Otra cuestión a valorar es la incorporación de poesía en los relatos, en, la mayor parte de las veces, los finales. Guerriero utiliza los versos de, entre muchos, Louise Gluk, T.S. Eliot, Joseph Brodsky, Gonzalo Millán, Basho, Nicanor Parra y Kavafis. Como queriendo decirnos: hay penas que solo pueden ser acompañadas por la poesía. Capaz es la única forma de contenerlas.

Sergei Parajanov.(s.f.)

Porque Guerriero es una lectora total, de esas que van de los libros de crónicas (se nombra uno de Hebe Uhart, a quien le dedica un artículo pleno), a los diarios del portentoso Ricardo Piglia. Luego camina por el territorio empolvado de Roberto Arlt para cruzar a la estancia de William Faulkner y sus Palmeras salvajes, aquella novela monumental de la que Leila extrae unas líneas para cerrar un relato. Ni qué decir los libros de poesía, que parecen ser su epicentro de gravedad.
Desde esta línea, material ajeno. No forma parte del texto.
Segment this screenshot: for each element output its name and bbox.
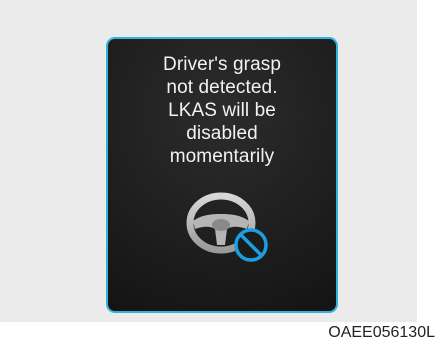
warning-message: Driver's grasp not detected. LKAS will b… bbox=[163, 54, 281, 167]
steering-wheel-prohibited-icon bbox=[186, 192, 268, 262]
figure-background: Driver's grasp not detected. LKAS will b… bbox=[0, 0, 417, 322]
figure-code: OAEE056130L bbox=[328, 324, 435, 341]
cluster-display: Driver's grasp not detected. LKAS will b… bbox=[106, 37, 338, 313]
prohibit-icon bbox=[234, 228, 268, 262]
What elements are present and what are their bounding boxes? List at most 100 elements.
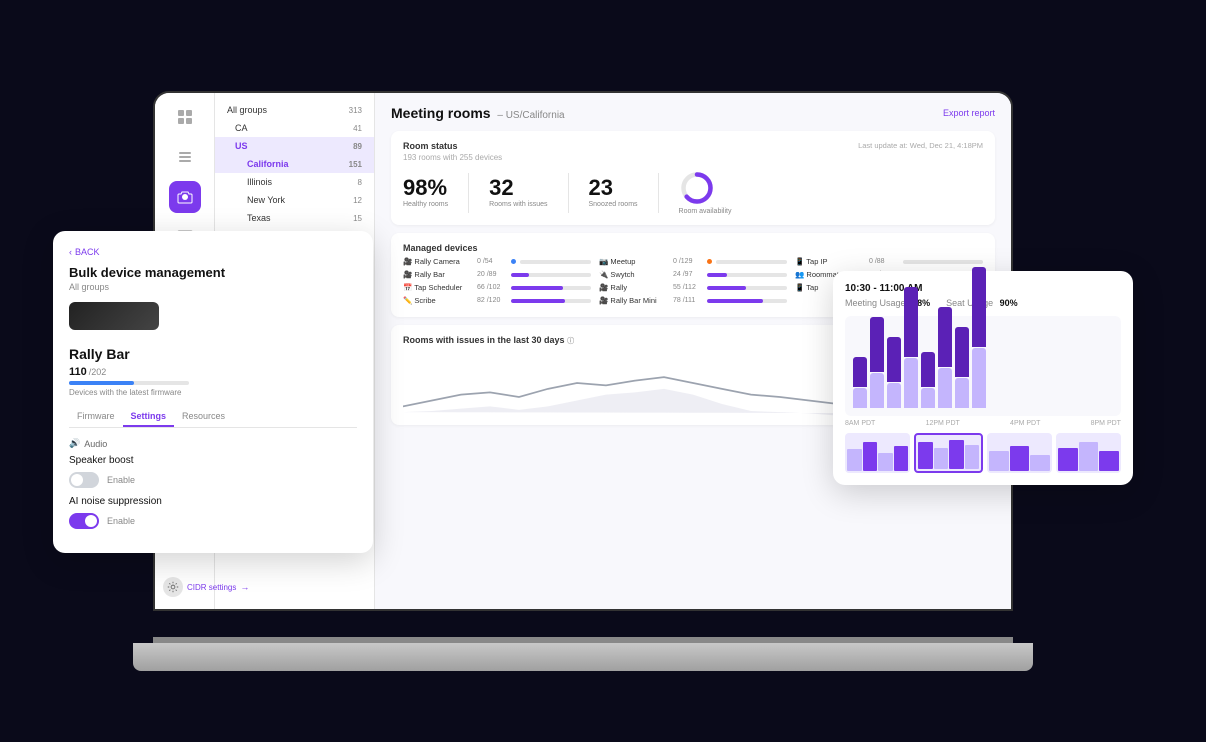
device-title: Rally Bar	[69, 346, 357, 362]
tab-settings[interactable]: Settings	[123, 407, 175, 427]
enable-label-1: Enable	[107, 475, 135, 485]
firmware-current: 110	[69, 366, 87, 378]
stat-availability: Room availability	[679, 170, 732, 215]
thumbnail-4[interactable]	[1056, 433, 1121, 473]
stat-divider-3	[658, 173, 659, 213]
bar-light-1	[853, 388, 867, 408]
settings-section: 🔊 Audio Speaker boost Enable AI noise su…	[69, 438, 357, 529]
bar-light-8	[972, 348, 986, 408]
device-scribe: ✏️ Scribe 82 /120	[403, 294, 591, 307]
nav-item-us[interactable]: US 89	[215, 137, 374, 155]
bar-light-2	[870, 373, 884, 408]
bulk-device-panel: ‹ BACK Bulk device management All groups…	[53, 231, 373, 553]
device-swytch: 🔌 Swytch 24 /97	[599, 268, 787, 281]
speaker-boost-item: Speaker boost	[69, 455, 357, 466]
back-button[interactable]: ‹ BACK	[69, 247, 357, 257]
bar-dark-6	[938, 307, 952, 367]
firmware-count-area: 110 /202	[69, 366, 357, 378]
room-status-card: Room status 193 rooms with 255 devices L…	[391, 131, 995, 225]
thumbnail-row	[845, 433, 1121, 473]
device-col-1: 🎥 Rally Camera 0 /54 🎥 Rally Bar 20 /89	[403, 255, 591, 307]
stats-row: 98% Healthy rooms 32 Rooms with issues 2…	[403, 170, 983, 215]
time-labels: 8AM PDT 12PM PDT 4PM PDT 8PM PDT	[845, 420, 1121, 427]
device-rally-bar-mini: 🎥 Rally Bar Mini 78 /111	[599, 294, 787, 307]
bar-light-3	[887, 383, 901, 408]
main-header: Meeting rooms – US/California Export rep…	[391, 105, 995, 121]
toggle-1-row: Enable	[69, 472, 357, 488]
stat-issues: 32 Rooms with issues	[489, 177, 547, 208]
analytics-popup: 10:30 - 11:00 AM Meeting Usage 28% Seat …	[833, 271, 1133, 485]
audio-label: 🔊 Audio	[69, 438, 357, 449]
bar-light-5	[921, 388, 935, 408]
dot-blue	[511, 259, 516, 264]
device-col-2: 📷 Meetup 0 /129 🔌 Swytch 24 /97	[599, 255, 787, 307]
thumbnail-3[interactable]	[987, 433, 1052, 473]
stat-snoozed: 23 Snoozed rooms	[589, 177, 638, 208]
enable-label-2: Enable	[107, 516, 135, 526]
room-status-subtitle: 193 rooms with 255 devices	[403, 153, 502, 162]
speaker-boost-toggle[interactable]	[69, 472, 99, 488]
toggle-knob-1	[71, 474, 83, 486]
firmware-bar	[69, 381, 189, 385]
device-tap-scheduler: 📅 Tap Scheduler 66 /102	[403, 281, 591, 294]
toggle-knob-2	[85, 515, 97, 527]
stat-healthy: 98% Healthy rooms	[403, 177, 448, 208]
nav-item-ca[interactable]: CA 41	[215, 119, 374, 137]
device-tap-ip: 📱 Tap IP 0 /88	[795, 255, 983, 268]
ai-noise-toggle[interactable]	[69, 513, 99, 529]
nav-item-all-groups[interactable]: All groups 313	[215, 101, 374, 119]
tabs-row: Firmware Settings Resources	[69, 407, 357, 428]
nav-item-texas[interactable]: Texas 15	[215, 209, 374, 227]
bar-dark-2	[870, 317, 884, 372]
device-rally-bar: 🎥 Rally Bar 20 /89	[403, 268, 591, 281]
room-status-title: Room status	[403, 141, 502, 151]
page-title: Meeting rooms	[391, 105, 491, 121]
thumbnail-2[interactable]	[914, 433, 983, 473]
device-rally-camera: 🎥 Rally Camera 0 /54	[403, 255, 591, 268]
sidebar-icon-layers[interactable]	[169, 141, 201, 173]
bar-light-6	[938, 368, 952, 408]
bar-dark-1	[853, 357, 867, 387]
firmware-bar-fill	[69, 381, 134, 385]
scene: All groups 313 CA 41 US 89 California 15…	[53, 31, 1153, 711]
bar-dark-5	[921, 352, 935, 387]
room-availability-ring	[679, 170, 715, 206]
nav-item-illinois[interactable]: Illinois 8	[215, 173, 374, 191]
bar-light-4	[904, 358, 918, 408]
bar-dark-8	[972, 267, 986, 347]
tab-firmware[interactable]: Firmware	[69, 407, 123, 427]
settings-area: CIDR settings →	[215, 573, 315, 601]
device-rally: 🎥 Rally 55 /112	[599, 281, 787, 294]
export-report-button[interactable]: Export report	[943, 108, 995, 118]
panel-title: Bulk device management	[69, 265, 357, 280]
toggle-2-row: Enable	[69, 513, 357, 529]
speaker-boost-label: Speaker boost	[69, 455, 134, 466]
nav-item-california[interactable]: California 151	[215, 155, 374, 173]
device-meetup: 📷 Meetup 0 /129	[599, 255, 787, 268]
ai-noise-label: AI noise suppression	[69, 496, 162, 507]
bar-dark-4	[904, 287, 918, 357]
firmware-total: /202	[89, 367, 107, 377]
sidebar-icon-camera[interactable]	[169, 181, 201, 213]
nav-item-newyork[interactable]: New York 12	[215, 191, 374, 209]
thumbnail-1[interactable]	[845, 433, 910, 473]
breadcrumb: – US/California	[497, 110, 564, 121]
laptop-base	[133, 643, 1033, 671]
cidr-settings-label[interactable]: CIDR settings	[215, 583, 236, 592]
device-image	[69, 302, 159, 330]
bar-light-7	[955, 378, 969, 408]
device-info	[69, 302, 357, 338]
title-area: Meeting rooms – US/California	[391, 105, 565, 121]
bar-dark-3	[887, 337, 901, 382]
bar-dark-7	[955, 327, 969, 377]
bar-chart	[845, 316, 1121, 416]
sidebar-icon-grid[interactable]	[169, 101, 201, 133]
dot-orange	[707, 259, 712, 264]
ai-noise-item: AI noise suppression	[69, 496, 357, 507]
tab-resources[interactable]: Resources	[174, 407, 233, 427]
firmware-label: Devices with the latest firmware	[69, 388, 357, 397]
cidr-arrow: →	[240, 582, 249, 592]
panel-subtitle: All groups	[69, 282, 357, 292]
managed-devices-title: Managed devices	[403, 243, 983, 253]
stat-divider-2	[568, 173, 569, 213]
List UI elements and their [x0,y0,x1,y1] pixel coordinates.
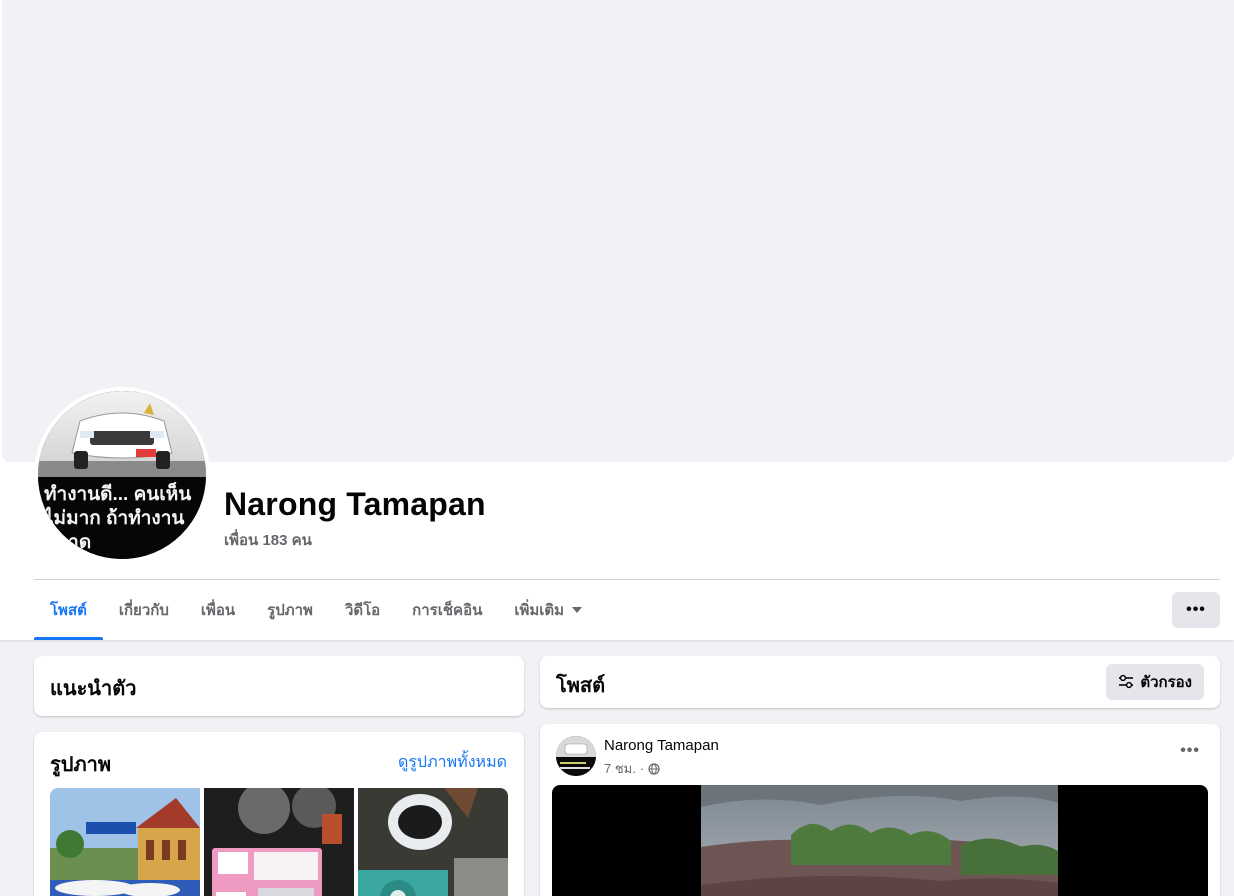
tab-checkins[interactable]: การเช็คอิน [396,580,498,640]
filter-label: ตัวกรอง [1140,674,1192,691]
tab-photos[interactable]: รูปภาพ [251,580,329,640]
avatar-caption: ทำงานดี... คนเห็นไม่มาก ถ้าทำงานพลาด [44,484,192,553]
post-author-avatar[interactable] [556,736,596,776]
post-media[interactable] [552,785,1208,896]
posts-header-card: โพสต์ ตัวกรอง [540,656,1220,708]
caret-down-icon [572,607,583,613]
friends-count[interactable]: เพื่อน 183 คน [224,528,312,552]
cover-photo[interactable] [2,0,1234,462]
photo-bucket-image [358,788,508,896]
photo-grid [50,788,508,896]
profile-page: ทำงานดี... คนเห็นไม่มาก ถ้าทำงานพลาด Nar… [0,0,1234,896]
profile-header: ทำงานดี... คนเห็นไม่มาก ถ้าทำงานพลาด Nar… [0,0,1234,640]
posts-title: โพสต์ [556,675,606,697]
post-author-name[interactable]: Narong Tamapan [604,737,719,754]
tab-videos[interactable]: วิดีโอ [329,580,396,640]
tab-posts[interactable]: โพสต์ [34,580,103,640]
tab-about[interactable]: เกี่ยวกับ [103,580,185,640]
photos-title: รูปภาพ [50,754,112,776]
profile-name: Narong Tamapan [224,486,486,522]
photo-temple-image [50,788,200,896]
post-avatar-image [556,736,596,776]
tab-friends[interactable]: เพื่อน [185,580,251,640]
photo-lottery-image [204,788,354,896]
photos-card: รูปภาพ ดูรูปภาพทั้งหมด [34,732,524,896]
photo-thumbnail[interactable] [50,788,200,896]
avatar: ทำงานดี... คนเห็นไม่มาก ถ้าทำงานพลาด [38,391,206,559]
filter-button[interactable]: ตัวกรอง [1106,664,1204,700]
post-landscape-image [701,785,1058,896]
filter-sliders-icon [1119,674,1134,689]
meta-separator: · [639,761,645,776]
profile-picture[interactable]: ทำงานดี... คนเห็นไม่มาก ถ้าทำงานพลาด [34,387,210,563]
globe-icon[interactable] [648,762,660,775]
tab-more[interactable]: เพิ่มเติม [498,580,598,640]
see-all-photos-link[interactable]: ดูรูปภาพทั้งหมด [398,750,507,775]
post-meta: 7 ชม. · [604,758,660,779]
intro-card: แนะนำตัว [34,656,524,716]
post-card: Narong Tamapan 7 ชม. · ••• [540,724,1220,896]
profile-more-button[interactable]: ••• [1172,592,1220,628]
profile-tabs: โพสต์ เกี่ยวกับ เพื่อน รูปภาพ วิดีโอ การ… [34,580,598,640]
intro-title: แนะนำตัว [50,678,137,700]
photo-thumbnail[interactable] [358,788,508,896]
post-options-button[interactable]: ••• [1180,742,1200,760]
post-time[interactable]: 7 ชม. [604,758,636,779]
photo-thumbnail[interactable] [204,788,354,896]
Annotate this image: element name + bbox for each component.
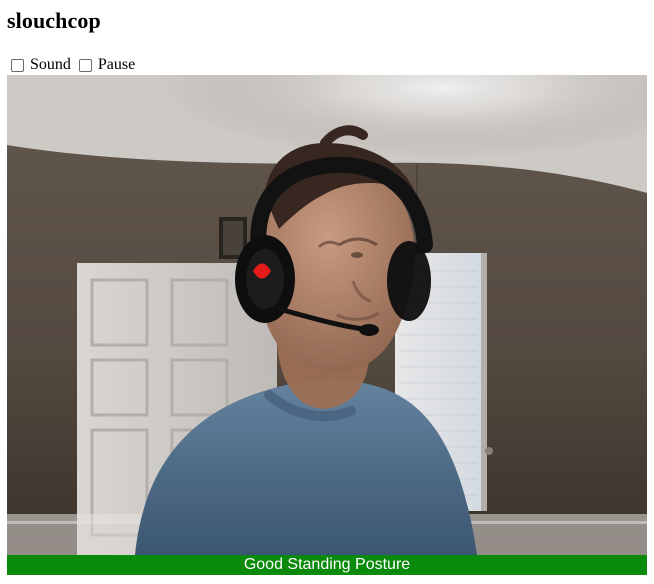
posture-status-text: Good Standing Posture (243, 556, 411, 573)
posture-status-bar: Good Standing Posture (7, 555, 647, 575)
pause-label: Pause (97, 56, 136, 73)
webcam-feed-image (7, 75, 647, 555)
controls-row: Sound Pause (10, 56, 142, 74)
sound-label: Sound (30, 56, 71, 73)
webcam-video (7, 75, 647, 555)
pause-checkbox[interactable] (78, 58, 92, 72)
sound-checkbox[interactable] (11, 58, 24, 72)
page-title: slouchcop (7, 8, 101, 33)
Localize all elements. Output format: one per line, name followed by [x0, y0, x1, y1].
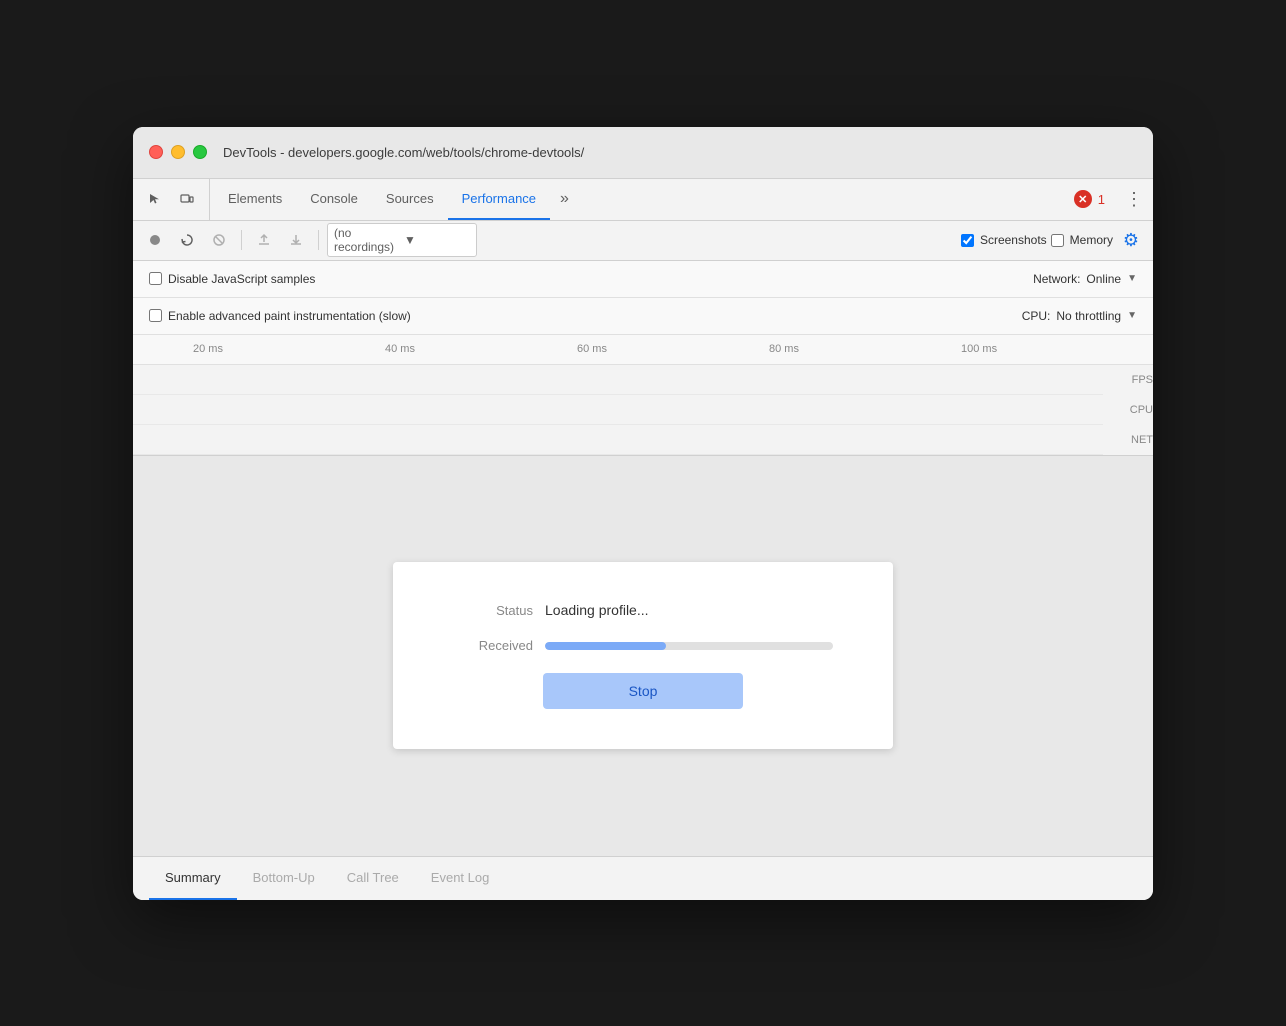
timeline-body: FPS CPU NET	[133, 365, 1153, 455]
fps-track	[133, 365, 1103, 395]
window-title: DevTools - developers.google.com/web/too…	[223, 145, 584, 160]
recording-dropdown[interactable]: (no recordings) ▼	[327, 223, 477, 257]
devtools-window: DevTools - developers.google.com/web/too…	[133, 127, 1153, 900]
minimize-button[interactable]	[171, 145, 185, 159]
tick-40ms: 40 ms	[385, 343, 577, 355]
disable-js-label[interactable]: Disable JavaScript samples	[149, 272, 315, 286]
network-group: Network: Online ▼	[1033, 272, 1137, 286]
tick-100ms: 100 ms	[961, 343, 1153, 355]
close-button[interactable]	[149, 145, 163, 159]
tab-console[interactable]: Console	[296, 179, 372, 220]
stop-button[interactable]: Stop	[543, 673, 743, 709]
upload-button[interactable]	[250, 226, 278, 254]
tab-sources[interactable]: Sources	[372, 179, 448, 220]
status-row: Status Loading profile...	[453, 602, 833, 618]
tab-elements[interactable]: Elements	[214, 179, 296, 220]
bottom-tab-summary[interactable]: Summary	[149, 857, 237, 900]
settings-row-1: Disable JavaScript samples Network: Onli…	[133, 261, 1153, 298]
title-bar: DevTools - developers.google.com/web/too…	[133, 127, 1153, 179]
timeline-area: 20 ms 40 ms 60 ms 80 ms 100 ms FPS CPU N…	[133, 335, 1153, 456]
disable-js-checkbox[interactable]	[149, 272, 162, 285]
net-track	[133, 425, 1103, 455]
tick-80ms: 80 ms	[769, 343, 961, 355]
bottom-tab-call-tree[interactable]: Call Tree	[331, 857, 415, 900]
tab-spacer	[579, 179, 1064, 220]
cpu-label: CPU	[1103, 395, 1153, 425]
bottom-tabs: Summary Bottom-Up Call Tree Event Log	[133, 856, 1153, 900]
bottom-tab-event-log[interactable]: Event Log	[415, 857, 506, 900]
status-value: Loading profile...	[545, 602, 649, 618]
screenshots-checkbox-input[interactable]	[961, 234, 974, 247]
reload-record-button[interactable]	[173, 226, 201, 254]
devtools-menu-button[interactable]: ⋮	[1115, 179, 1153, 220]
bottom-tab-bottom-up[interactable]: Bottom-Up	[237, 857, 331, 900]
toolbar: (no recordings) ▼ Screenshots Memory ⚙	[133, 221, 1153, 261]
clear-button[interactable]	[205, 226, 233, 254]
toolbar-divider-2	[318, 230, 319, 250]
tick-60ms: 60 ms	[577, 343, 769, 355]
settings-row-2: Enable advanced paint instrumentation (s…	[133, 298, 1153, 335]
error-icon: ✕	[1074, 190, 1092, 208]
screenshots-checkbox[interactable]: Screenshots	[961, 233, 1047, 247]
main-content: Status Loading profile... Received Stop	[133, 456, 1153, 856]
tab-performance[interactable]: Performance	[448, 179, 550, 220]
loading-dialog: Status Loading profile... Received Stop	[393, 562, 893, 749]
enable-paint-label[interactable]: Enable advanced paint instrumentation (s…	[149, 309, 411, 323]
fps-label: FPS	[1103, 365, 1153, 395]
net-label: NET	[1103, 425, 1153, 455]
memory-checkbox[interactable]: Memory	[1051, 233, 1113, 247]
enable-paint-checkbox[interactable]	[149, 309, 162, 322]
cpu-group: CPU: No throttling ▼	[1022, 309, 1137, 323]
download-button[interactable]	[282, 226, 310, 254]
status-key: Status	[453, 603, 533, 618]
progress-bar-fill	[545, 642, 666, 650]
received-key: Received	[453, 638, 533, 653]
settings-row-inner-1: Disable JavaScript samples Network: Onli…	[149, 261, 1137, 297]
memory-checkbox-input[interactable]	[1051, 234, 1064, 247]
cursor-icon[interactable]	[141, 185, 169, 213]
record-button[interactable]	[141, 226, 169, 254]
traffic-lights	[149, 145, 207, 159]
cpu-track	[133, 395, 1103, 425]
device-toggle-icon[interactable]	[173, 185, 201, 213]
settings-gear-button[interactable]: ⚙	[1117, 226, 1145, 254]
settings-row-inner-2: Enable advanced paint instrumentation (s…	[149, 298, 1137, 334]
error-badge: ✕ 1	[1064, 179, 1115, 220]
progress-bar	[545, 642, 833, 650]
received-row: Received	[453, 638, 833, 653]
network-dropdown-arrow[interactable]: ▼	[1127, 273, 1137, 284]
tick-20ms: 20 ms	[193, 343, 385, 355]
timeline-ruler: 20 ms 40 ms 60 ms 80 ms 100 ms	[133, 335, 1153, 365]
tab-bar: Elements Console Sources Performance » ✕…	[133, 179, 1153, 221]
tab-icons	[141, 179, 210, 220]
more-tabs-button[interactable]: »	[550, 179, 579, 220]
toolbar-divider-1	[241, 230, 242, 250]
maximize-button[interactable]	[193, 145, 207, 159]
cpu-dropdown-arrow[interactable]: ▼	[1127, 310, 1137, 321]
timeline-labels: FPS CPU NET	[1103, 365, 1153, 455]
timeline-tracks-area	[133, 365, 1103, 455]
En fin, Teoría de la gravedad es un libro que abraza las columnas publicadas por Leila Guerriero por casi diez años, pero no es una juntucha basada en, digamos, las fechas de publicación. No, lo que hace Leila (en todos los hoteles y departamentos por los que ha estado de paso, ya sea en Florencia, en París o en Brasil) es darle una forma a todo lo escrito en aquella temporada para amasar (en la columna titulada Escribir compara la elaboración de un pan con la escritura de cualquier material) una autobiografía honesta y brutal, que se enfoca, principalmente, en los comportamientos familiares, en las casas que se habitan en la infancia, en las luchas de poder con los padres, en los traumas y en los momentos brillosos que deja todo aquel tiempo. En lo que nos transforma cuando ya somos mayores y vemos a los adultos convertidos en ancianos, a los niños en hombres y mujeres que deambulan por la vida y de los que a veces nos agarramos para resistir el silencio. En hospitales, cementerios, hoteles, países, escritura, lectura, soledad, sexo y amor (en uno de los artículos utiliza un verso del argentino Fabián Casas que dice: “Parece una ley: todo lo que se pudre forma una familia”). Casualmente, después de concluir con la lectura de Teoría de la gravedad, en el libro de cuentos Sacrificios humanos, de la ecuatoriana María Fernanda Ampuero, encontré la siguiente afirmación: “La medida de la distancia de la familia es la medida del dolor de la familia”. Me parece la mejor forma de terminar este texto.